## Introduction

The students are asked to choose Mathematics or Biology as their first optional subject in a class. Some students choose Mathematics, some choose Biology, and some choose both. How can we find out the number of students(n) in that class?

Let n1 = the number of students taking Mathematics,

n2 = the number of students taking Biology

and n3 = the number of students taking both

If asked how many students have taken either Mathematics or Biology, we add the number of students taking both the subjects, i.e., n = n1 + n2. By doing so, we have counted the students who have taken both subjects twice. So we need to subtract them once. Hence the solution is n = n1 + n2 -n3. This is nothing but the Inclusion-Exclusion principle of set theory.

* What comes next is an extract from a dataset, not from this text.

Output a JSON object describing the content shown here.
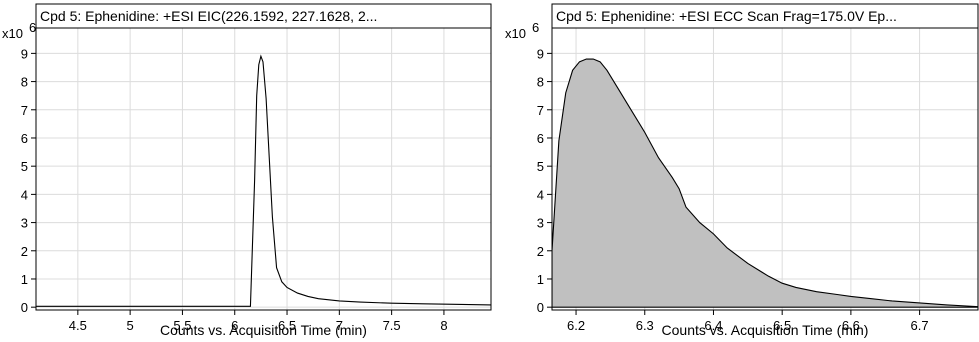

## Inclusion-Exclusion Principle

### In case of two sets

In many problems, we must include contributions of more than one term in our answer. This results in the inclusion of the same term more than once; hence we use the inclusion-exclusion principle. Clearly, in set theory, the union of two sets A and B can be represented as :

|A ∪ B| = |A| + |B| − |A ∩ B| …….(i)

The Venn Diagram above provides a transparent understanding and proves eq(i). The event A ∩ B has been double-counted while adding the elements of A and B. Thus, this double-counting is corrected by subtracting the number of elements in A ∩ B. The co-related equation in probability theory is given by-

P(A ∪ B) = P(A) + P(B) − P(A ∩ B) .......(ii)

### In case of three sets:

The cardinality of three finite sets, A, B, and C, i.e., |A ∪ B ∪ C|, we once again apply our provisional(incorrect) guess that it may be |𝐴|+|𝐵|+|𝐶|. That way, we tend to count some elements once and others more than once. In the Venn Diagram above, the cardinalities of |𝐴|, |𝐵| and |𝐶|(dark blue areas) are counted once, those of |𝐴 ∩ 𝐵|, |𝐴 ∩ 𝐶| and |𝐵 ∩ 𝐶|(light-blue areas) twice, and that of |𝐴 ∩ 𝐵 ∩ 𝐶|(centre region) is counted thrice. To fix this problem, we subtract the cardinalities of all the intersections of two sets, which ensures that the light blue areas are counted once. However, the formula is still wrong for the centre elements, counted three times and then un-counted three times for a net-zero time. Therefore, the cardinality of the centre needs to be added.

So, the final formula is:

|A∪B∪C| = |A| + |B| + |C| − |A∩B| − |A∩C| − |B∩C| + |A∩B∩C|...(iii)

The correlated equation in **probability theory** is given by:

P(A∪B∪C) = P(A)+P(B)+P(C)−P(A∩B)−P(A∩C)−P(B∩C)+P(A∩B∩C)...(iv)

The inclusion-exclusion principle is the generalisation of equations (ii) and (iv) to an arbitrary number of sets.